I remember the first time someone asked me to get them an Allen wrench out of the toolbox. It was my dad and it took me a long time to find a wrench. When I handed it to him, he said that was not an Allen wrench, went to the toolbox himself, and fetched one out.
I had no idea that an Allen wrench actually looks nothing at all like a regular wrench since it is L-shaped and takes on the form of a hexagonal key, also known as a hex key. I now own several of them myself after realizing that the reason I could not get my electric drill to fit into holes of place where the screws are located in a daybed I have in my home is that it requires an Allen wrench to put it together or take it apart.
What is Allen Wrenches Used For?
The reason that I could not take my day bed apart with a regular screwdriver or a drill is due to the fact that it is put together with what is known as hex screws. A hex screw is used quite often when fascinating together metal like my day bed frame is made of, wood and even plastic.

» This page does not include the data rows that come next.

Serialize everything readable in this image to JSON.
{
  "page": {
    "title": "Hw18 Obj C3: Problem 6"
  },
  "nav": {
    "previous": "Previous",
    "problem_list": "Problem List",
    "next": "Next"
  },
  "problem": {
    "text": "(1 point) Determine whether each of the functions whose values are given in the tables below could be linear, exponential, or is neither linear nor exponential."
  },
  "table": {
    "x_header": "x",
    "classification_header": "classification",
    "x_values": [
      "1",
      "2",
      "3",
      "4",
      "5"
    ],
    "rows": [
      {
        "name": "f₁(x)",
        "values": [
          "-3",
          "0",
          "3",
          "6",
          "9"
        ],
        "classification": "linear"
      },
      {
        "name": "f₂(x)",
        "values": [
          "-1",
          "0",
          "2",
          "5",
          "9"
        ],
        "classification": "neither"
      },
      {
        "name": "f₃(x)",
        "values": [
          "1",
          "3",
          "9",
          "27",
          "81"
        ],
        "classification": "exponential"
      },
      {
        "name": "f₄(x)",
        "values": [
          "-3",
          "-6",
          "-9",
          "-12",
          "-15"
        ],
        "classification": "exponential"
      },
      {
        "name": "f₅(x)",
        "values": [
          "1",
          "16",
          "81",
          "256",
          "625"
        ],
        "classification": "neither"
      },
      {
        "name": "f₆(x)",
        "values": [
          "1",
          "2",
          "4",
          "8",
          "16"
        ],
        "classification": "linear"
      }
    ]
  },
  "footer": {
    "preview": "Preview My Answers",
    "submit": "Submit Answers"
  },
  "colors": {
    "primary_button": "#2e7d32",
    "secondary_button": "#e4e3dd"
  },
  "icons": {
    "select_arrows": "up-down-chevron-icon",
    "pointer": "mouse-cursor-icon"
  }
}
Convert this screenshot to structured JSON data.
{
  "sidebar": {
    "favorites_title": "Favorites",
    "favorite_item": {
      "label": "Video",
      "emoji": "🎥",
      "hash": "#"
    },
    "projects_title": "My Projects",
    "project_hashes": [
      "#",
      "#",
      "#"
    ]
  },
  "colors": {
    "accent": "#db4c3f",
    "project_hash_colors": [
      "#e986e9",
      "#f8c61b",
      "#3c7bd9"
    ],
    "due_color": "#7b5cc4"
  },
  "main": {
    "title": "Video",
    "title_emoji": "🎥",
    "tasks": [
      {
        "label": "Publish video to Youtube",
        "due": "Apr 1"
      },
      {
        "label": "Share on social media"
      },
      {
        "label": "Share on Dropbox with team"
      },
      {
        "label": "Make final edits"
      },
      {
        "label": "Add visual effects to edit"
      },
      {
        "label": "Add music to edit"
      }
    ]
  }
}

The Allen wrench got its name from the company that registered the trademark before these tools which is the former Allen Manufacturing Company that was located in Hartford, Connecticut.
In today’s world, the company that produces Allen wrenches is the Apex Tool Group (ATG) and company officials would prefer that they be referred to by their standard name of a hex key instead of an Allen wrench or Allen key but many people, especially in the United States, still refer to them as Allen wrenches.
Allen wrenches are considered to be hand tool essentials since an Allen wrench is the only hand tool that can fit in the bolt head of a hex screw. When it comes to bolt size, there are many different hex screw sizes which means you will need an Allen wrench that is the proper size for the job at hand but how do you measure an Allen wrench?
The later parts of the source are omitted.